Hounou me recibe con su sombrero de tela sentado en una gran silla de caoba tallada profusamente. Me expresa su deseo de ir a Cuba, pues sabe que allá se practica el vodú por los haitianos y sus descendientes. Yo no he conocido a ningún Papa del Vaticano pero sí al Papa del Vodú, el majestuoso Hounou, alto y recio como un baobab.

Me despedí del él con un apretón de manos y con la mirada de sus ojos azulados de viejo gurú clavada en mi memoria. El sonsonete de una orquesta de salsa beninense es el recuerdo más vivo que tengo de esa despedida del país de los loas y los zombies.

De Benin cruzamos por uno de los puentes más largos del mundo a Nigeria, donde predomina la lengua yoruba y desde luego, el inglés. La frontera entre Benin y Nigeria, por la zona de Lagos es un hervidero de transeúntes y autos. Una frontera donde asoman sus caretas occidentales una gama de Mercedes Benz y Renaults.

Se contrasta de inmediato la laxitud beninense dejada atrás con la estruendosa energía de los nigerianos. Se respira agitación y holgorio cuando llegamos al país de los orishas, ya muy penetrado por la presencia musulmana. Pero un sentimiento de íntima familiaridad me asaltó de inmediato. Lo primero que hice fue dirigirme al Mercado de la Marina, tan cromático y deslumbrante como los mercados de Benin, pero de proporciones inimaginables. Creo que es el mercado al aire libre más grande del mundo. En realidad, es una ciudad. Una vez escribí que nada es más parecido a un solar habanero que un hueco del Mercado de la Marina. Hay hervor, gritos y violencia pero ni una pizca de procacidad. A las cinco de la tarde se aglomeran allí los musulmanes habitantes de Lagos para esperar el sagrado ritual del ramadán. ¡Agó, Agó! es la voz que se impone para abrirle paso a los clientes en el mercado. Majeobe, jefe religioso de la etnia yoruba, me cuenta que cuando Olofi hizo el mundo reunió muchos poderes y virtudes entre los pueblos del antiguo imperio de Oyó. Se despide de mí con un saludo de God bless you, y su sonrisa de sabio. Maje, como le llama el pueblo, es un ícono con todas las de la ley.

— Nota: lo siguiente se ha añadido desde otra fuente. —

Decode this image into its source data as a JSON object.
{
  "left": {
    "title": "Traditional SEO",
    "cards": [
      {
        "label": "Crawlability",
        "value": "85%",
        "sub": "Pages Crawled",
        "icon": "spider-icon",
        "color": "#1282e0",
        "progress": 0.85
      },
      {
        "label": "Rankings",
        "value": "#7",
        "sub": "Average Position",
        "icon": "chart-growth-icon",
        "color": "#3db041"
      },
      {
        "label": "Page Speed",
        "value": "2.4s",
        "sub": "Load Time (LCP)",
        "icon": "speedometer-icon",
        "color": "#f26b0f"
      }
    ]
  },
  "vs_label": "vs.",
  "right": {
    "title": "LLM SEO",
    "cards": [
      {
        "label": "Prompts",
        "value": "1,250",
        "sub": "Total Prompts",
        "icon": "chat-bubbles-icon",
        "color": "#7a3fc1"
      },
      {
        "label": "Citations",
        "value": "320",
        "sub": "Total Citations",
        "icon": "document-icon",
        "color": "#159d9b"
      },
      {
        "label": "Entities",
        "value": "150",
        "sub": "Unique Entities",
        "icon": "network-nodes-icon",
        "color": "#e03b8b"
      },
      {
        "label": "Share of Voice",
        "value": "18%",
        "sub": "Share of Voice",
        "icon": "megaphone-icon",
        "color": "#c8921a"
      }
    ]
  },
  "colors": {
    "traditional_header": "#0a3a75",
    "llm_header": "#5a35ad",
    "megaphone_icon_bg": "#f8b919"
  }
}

A pesar de la presencia musulmana, la cultura de los yoruba se siente viva. La tradición en Nigeria es como algo sacrosanto que subyace. Aun cuando no se pertenezca a la vieja religión de los orishas, ellos están ahí, en el fondo de los ríos, en las piedras y en las copas de los árboles, como Iroko. Y eso lo sabe, mejor que nadie, Wole Soyinka, el nigeriano de Abeokuta, Premio Nobel de Literatura, y mi anfitrión en los predios de Yemayá. Si ese no fue un viaje a una de las raíces más importantes de la cultura cubana, que venga el Supremo y me desmienta, porque Cuba sin África no sería Cuba.